4. Budaya Indonesia harus berkembang ke arah pengakuan terhadap nilai-nilai demokrasi. Sebagaimana demokrasi mengakui adanya perbedaan, maka keanekaragaman budaya yang tumbuh di dalam masyarakat atau di daerah tertentu tetap diakui dan dipelihara keberadaannya. Ia jangan sampai dimatikan dan dibiarkan tumbuh, yang justru harus diakui sebagai kekayaan bangsa dan perlu didorong maju. Kebudayaan-kebudayaan setempat diharapkan dapat berkem-bang dan ikut membentuk kebu-dayaan nasional sebagai kerangka sekaligus "soko guru" kehidupan nasional dalam persatuan dan kesatuan.

5. Pada akhirnya budaya itu harus dapat mensejahterakan seluruh bangsa Indonesia berdasarkan keadilan sosial, tidak hanya dalam arti jasmaniah tetapi juga bathiniah. Oleh karena itu dalam pengembangan budaya bangsa harus selalu memperhatikan masyarakat sebagai subyek (pelaku) pengemban dan pengembang kebudayaan. Perkembangan budaya akhirnya harus selalu ditujukan untuk meningkatkan harkat dan martabat manusia. Usaha kebudayaan harus menuju ke arah kemajuan adab, budaya dan persatuan. Budaya yang akan dikebangkan oleh bangsa Indonesia harus selalu untuk mempertinggi derajat kemanusiaan bangsa Indonesia.

Secara singkat dapat dikatakan seperti apa yang ditegaskan oleh penjelasan pasal 32 UUD 1945, sekaligus juga diingatkan bahwa negara dan masyarakat diwajibkan untuk memelihara budi pekerti kemanusiaan yang luhur dan memegang teguh cita-cita moral rakyat yang luhur. Corak dan sifat kebudayaan nasional adalah kenusantaraan vang terwujud dalam Bhineka Tunggal Ika. Kebhinekaan adalah kekayaan tetap diakui sepanjang dalam kerangka ketunggalikaan yang berdasarkan Pancasila. Dari Pancasila, dalam Pancasila, dan melalui Pancasila itulah hakekat kebudayaan nasional Indonesia budaya nasional tidak lain adalah budaya Pancasila.

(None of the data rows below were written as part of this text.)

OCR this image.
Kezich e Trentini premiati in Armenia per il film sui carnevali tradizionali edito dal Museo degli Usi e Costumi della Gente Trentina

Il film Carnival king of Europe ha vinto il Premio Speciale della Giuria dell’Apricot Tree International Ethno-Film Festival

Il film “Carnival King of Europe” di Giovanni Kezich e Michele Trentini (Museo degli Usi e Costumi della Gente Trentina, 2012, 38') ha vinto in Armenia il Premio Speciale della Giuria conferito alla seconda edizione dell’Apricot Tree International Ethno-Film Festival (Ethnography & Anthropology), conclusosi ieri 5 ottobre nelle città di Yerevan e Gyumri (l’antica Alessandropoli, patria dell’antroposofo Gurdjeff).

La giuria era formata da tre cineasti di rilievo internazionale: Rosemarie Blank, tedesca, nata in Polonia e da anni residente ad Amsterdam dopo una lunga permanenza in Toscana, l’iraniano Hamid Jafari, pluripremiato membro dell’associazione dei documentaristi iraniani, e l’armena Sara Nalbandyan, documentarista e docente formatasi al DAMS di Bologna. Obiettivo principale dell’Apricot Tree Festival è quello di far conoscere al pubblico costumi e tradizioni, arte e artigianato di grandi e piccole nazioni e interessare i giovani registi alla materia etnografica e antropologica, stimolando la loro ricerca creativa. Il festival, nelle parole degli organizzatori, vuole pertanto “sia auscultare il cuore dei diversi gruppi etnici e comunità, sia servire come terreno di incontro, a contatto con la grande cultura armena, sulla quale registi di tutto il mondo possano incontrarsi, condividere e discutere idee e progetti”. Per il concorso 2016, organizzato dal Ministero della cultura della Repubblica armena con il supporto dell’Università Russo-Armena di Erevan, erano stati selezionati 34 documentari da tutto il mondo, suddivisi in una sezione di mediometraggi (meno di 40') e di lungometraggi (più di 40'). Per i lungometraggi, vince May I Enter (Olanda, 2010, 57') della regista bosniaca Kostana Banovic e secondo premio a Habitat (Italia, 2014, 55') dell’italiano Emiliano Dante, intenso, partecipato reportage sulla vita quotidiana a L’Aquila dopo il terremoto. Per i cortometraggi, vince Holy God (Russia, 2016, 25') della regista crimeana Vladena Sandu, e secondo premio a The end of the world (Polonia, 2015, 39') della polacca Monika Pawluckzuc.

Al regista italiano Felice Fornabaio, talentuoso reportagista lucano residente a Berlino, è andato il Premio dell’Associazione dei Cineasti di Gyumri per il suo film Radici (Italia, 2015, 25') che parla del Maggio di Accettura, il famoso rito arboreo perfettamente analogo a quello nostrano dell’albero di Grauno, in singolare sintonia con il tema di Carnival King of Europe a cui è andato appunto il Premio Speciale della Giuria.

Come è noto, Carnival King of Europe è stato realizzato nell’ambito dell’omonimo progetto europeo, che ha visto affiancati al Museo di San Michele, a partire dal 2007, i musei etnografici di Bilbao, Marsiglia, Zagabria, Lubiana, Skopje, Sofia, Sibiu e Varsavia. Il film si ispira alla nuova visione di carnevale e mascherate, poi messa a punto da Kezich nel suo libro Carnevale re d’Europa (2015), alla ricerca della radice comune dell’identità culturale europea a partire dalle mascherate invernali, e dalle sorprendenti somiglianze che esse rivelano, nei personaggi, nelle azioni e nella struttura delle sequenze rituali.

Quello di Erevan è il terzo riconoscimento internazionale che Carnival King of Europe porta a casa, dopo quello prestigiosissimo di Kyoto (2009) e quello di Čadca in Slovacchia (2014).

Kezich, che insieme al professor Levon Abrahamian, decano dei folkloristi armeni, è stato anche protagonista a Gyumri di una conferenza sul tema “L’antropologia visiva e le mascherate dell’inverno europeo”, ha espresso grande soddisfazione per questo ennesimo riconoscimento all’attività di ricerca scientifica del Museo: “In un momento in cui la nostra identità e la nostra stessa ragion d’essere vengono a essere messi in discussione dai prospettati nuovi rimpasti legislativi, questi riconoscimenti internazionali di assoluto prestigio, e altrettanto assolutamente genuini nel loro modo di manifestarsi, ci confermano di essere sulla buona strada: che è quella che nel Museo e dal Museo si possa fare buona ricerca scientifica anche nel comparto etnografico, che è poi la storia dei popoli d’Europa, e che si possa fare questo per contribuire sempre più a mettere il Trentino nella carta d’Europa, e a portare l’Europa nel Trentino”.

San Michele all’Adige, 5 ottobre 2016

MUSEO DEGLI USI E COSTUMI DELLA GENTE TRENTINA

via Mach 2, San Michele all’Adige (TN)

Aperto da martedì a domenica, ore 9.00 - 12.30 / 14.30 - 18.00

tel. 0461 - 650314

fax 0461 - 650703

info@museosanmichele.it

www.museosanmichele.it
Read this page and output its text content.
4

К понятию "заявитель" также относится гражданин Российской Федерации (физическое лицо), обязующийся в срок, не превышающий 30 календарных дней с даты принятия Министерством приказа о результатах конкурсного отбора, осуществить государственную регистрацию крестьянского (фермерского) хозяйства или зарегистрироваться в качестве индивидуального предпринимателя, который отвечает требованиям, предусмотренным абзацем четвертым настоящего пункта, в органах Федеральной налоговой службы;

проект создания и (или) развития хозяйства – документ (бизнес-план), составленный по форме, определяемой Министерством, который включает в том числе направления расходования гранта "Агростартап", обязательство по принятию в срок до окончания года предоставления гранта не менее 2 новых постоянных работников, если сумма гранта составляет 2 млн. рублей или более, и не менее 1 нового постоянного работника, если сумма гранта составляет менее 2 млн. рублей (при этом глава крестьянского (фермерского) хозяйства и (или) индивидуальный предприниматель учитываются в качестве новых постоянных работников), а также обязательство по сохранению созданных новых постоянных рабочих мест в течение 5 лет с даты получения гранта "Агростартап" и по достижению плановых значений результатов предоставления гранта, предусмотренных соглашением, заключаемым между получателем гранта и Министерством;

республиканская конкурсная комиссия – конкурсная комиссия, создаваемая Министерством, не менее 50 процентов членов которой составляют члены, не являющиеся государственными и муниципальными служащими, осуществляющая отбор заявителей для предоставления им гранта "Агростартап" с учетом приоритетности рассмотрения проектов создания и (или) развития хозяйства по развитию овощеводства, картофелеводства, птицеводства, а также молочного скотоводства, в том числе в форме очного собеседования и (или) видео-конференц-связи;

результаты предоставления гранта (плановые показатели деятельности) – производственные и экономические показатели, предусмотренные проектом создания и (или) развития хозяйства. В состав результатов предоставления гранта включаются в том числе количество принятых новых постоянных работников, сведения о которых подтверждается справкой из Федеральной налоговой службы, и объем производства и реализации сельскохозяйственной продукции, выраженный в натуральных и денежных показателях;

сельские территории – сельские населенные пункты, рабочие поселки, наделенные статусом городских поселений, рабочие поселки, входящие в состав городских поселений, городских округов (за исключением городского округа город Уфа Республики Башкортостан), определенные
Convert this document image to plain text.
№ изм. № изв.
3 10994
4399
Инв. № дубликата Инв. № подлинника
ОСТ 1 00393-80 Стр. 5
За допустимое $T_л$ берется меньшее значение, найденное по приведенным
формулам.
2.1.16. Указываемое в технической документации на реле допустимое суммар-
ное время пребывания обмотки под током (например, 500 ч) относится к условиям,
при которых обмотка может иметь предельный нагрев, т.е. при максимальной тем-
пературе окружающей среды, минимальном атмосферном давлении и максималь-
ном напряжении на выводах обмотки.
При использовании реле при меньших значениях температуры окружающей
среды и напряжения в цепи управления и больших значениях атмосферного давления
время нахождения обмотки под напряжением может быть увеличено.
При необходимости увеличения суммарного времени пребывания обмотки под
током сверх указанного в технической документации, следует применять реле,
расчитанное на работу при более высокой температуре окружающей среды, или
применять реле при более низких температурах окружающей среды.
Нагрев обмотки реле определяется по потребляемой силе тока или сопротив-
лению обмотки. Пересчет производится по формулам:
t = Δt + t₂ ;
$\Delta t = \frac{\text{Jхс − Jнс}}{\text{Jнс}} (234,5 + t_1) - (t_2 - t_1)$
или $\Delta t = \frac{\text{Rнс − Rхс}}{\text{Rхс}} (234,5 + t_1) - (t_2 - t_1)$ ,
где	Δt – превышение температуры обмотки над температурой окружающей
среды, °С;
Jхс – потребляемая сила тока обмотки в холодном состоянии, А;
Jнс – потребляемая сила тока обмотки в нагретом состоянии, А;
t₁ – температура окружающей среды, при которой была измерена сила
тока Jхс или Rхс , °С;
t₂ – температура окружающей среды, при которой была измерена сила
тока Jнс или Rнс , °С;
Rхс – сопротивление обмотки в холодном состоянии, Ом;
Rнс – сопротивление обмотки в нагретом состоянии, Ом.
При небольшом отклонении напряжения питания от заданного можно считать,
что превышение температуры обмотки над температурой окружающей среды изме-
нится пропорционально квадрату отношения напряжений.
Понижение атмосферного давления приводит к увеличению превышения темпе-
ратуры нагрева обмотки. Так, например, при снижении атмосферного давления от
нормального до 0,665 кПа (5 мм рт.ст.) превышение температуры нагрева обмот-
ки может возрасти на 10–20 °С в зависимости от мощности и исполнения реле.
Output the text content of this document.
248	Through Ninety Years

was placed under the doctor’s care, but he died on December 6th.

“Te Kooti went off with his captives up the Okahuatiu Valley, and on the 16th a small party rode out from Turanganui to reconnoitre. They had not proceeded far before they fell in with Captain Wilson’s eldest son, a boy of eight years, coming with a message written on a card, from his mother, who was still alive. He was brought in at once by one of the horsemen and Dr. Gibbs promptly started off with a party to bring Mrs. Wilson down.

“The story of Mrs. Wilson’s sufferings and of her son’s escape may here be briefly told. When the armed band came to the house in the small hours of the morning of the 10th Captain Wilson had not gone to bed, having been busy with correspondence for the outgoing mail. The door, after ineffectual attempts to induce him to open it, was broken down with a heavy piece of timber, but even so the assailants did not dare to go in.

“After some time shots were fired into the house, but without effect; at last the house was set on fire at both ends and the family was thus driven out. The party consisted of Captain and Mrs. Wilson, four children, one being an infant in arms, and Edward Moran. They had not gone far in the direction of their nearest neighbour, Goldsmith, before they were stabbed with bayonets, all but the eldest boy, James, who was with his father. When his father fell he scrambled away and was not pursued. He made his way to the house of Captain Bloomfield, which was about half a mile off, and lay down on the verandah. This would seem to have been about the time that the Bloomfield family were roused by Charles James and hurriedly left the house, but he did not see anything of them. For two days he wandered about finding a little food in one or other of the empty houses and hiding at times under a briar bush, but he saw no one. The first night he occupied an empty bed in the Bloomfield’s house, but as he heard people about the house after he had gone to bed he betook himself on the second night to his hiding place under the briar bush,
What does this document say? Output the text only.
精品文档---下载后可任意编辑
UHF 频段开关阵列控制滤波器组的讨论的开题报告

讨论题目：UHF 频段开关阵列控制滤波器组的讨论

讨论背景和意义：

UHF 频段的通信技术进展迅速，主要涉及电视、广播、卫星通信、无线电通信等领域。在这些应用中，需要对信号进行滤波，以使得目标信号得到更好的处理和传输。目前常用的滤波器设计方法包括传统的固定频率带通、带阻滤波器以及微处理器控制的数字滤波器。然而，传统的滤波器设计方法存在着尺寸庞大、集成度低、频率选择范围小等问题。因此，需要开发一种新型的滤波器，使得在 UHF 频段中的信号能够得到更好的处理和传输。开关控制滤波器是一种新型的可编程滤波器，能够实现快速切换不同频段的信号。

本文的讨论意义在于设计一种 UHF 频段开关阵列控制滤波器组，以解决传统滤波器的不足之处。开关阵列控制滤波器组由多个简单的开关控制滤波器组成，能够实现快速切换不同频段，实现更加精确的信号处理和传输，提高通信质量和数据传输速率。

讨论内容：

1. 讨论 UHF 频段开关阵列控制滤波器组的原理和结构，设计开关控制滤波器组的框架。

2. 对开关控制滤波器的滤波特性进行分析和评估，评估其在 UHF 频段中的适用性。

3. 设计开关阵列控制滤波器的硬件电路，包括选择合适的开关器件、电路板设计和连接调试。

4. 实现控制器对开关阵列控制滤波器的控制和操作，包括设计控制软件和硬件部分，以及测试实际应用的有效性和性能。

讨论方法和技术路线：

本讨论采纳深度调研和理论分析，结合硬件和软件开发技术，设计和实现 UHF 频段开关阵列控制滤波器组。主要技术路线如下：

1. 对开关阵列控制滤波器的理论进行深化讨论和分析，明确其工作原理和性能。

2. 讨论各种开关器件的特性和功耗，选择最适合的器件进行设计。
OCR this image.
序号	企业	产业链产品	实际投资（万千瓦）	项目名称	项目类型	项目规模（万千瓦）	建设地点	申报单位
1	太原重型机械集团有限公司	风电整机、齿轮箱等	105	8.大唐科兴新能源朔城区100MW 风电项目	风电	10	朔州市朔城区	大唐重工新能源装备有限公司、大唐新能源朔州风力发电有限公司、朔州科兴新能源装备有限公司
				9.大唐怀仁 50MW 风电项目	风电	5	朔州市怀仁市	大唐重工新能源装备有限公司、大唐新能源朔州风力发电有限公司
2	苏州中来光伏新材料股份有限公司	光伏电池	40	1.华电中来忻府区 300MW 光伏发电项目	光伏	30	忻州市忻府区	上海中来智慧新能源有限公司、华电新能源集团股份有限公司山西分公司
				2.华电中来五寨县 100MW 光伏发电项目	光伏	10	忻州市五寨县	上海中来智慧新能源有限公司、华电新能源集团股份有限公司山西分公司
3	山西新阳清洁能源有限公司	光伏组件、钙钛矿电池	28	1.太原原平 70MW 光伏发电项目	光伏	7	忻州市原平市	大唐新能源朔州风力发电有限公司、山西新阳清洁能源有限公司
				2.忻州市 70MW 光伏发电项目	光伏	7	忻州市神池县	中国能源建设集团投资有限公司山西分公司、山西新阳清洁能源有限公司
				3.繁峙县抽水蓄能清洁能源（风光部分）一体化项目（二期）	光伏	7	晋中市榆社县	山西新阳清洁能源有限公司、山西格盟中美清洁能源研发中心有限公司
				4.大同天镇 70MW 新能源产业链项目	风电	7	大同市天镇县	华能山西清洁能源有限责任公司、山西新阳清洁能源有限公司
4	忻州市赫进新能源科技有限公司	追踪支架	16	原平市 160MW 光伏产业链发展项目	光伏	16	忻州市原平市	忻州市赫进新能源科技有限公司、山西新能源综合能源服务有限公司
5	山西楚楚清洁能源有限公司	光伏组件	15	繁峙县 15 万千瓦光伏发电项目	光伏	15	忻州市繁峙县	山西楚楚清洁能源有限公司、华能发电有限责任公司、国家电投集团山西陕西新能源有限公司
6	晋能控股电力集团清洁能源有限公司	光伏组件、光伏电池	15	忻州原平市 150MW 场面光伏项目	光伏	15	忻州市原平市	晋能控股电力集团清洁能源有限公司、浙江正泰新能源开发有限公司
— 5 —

Dugaan penegasan ini ditunjukkan bahwa kebudayaan nasional Indonesia itu tetap berorientasi pada manusia sebagai subjek dan tujuan kehidupan nasional. Kebudayaan harus memungkinkan setiap insan untuk mengembangkan dirinya secara wajar dalam pencapaian cita-cita insani, baik dalam tata lahirnya maupun tata bathiniahnya. Dengan demikian pengembangan budaya nasional akan tetap menuju ke arah kemajuan adab, budaya dan persatuan nasional.

Sifat keterbukaan Pancasila dan pesatnya kemajuan ilmu pengetahuan dan teknologi, terutama teknologi komunikasi, secara teknis tidak mungkin kita membatasi masuknya unsur-unsur kebudayaan asing ke dalam kebudayaan nasional. Sejarah umat manusia menunjukkan bahwa kebudayaan yang menutup dirinya dan menolak pertukaran dengan kebudayaan-kebudayaan lain biasanya menjadi beku dan ketinggalan zaman. Sebaliknya perkembangan kebudayaan suatu bangsa yang mengabaikan unsur-unsur kebudayaan daerah juga akan kehilangan jati dirinya. Akulturasi adalah jalan yang paling dapat diterima. Akulturasi dapat berlangsung bila jati diri budaya bangsa tetap menjadi pegangan dan pedoman penyusunan dan pengembangan budaya bangsa.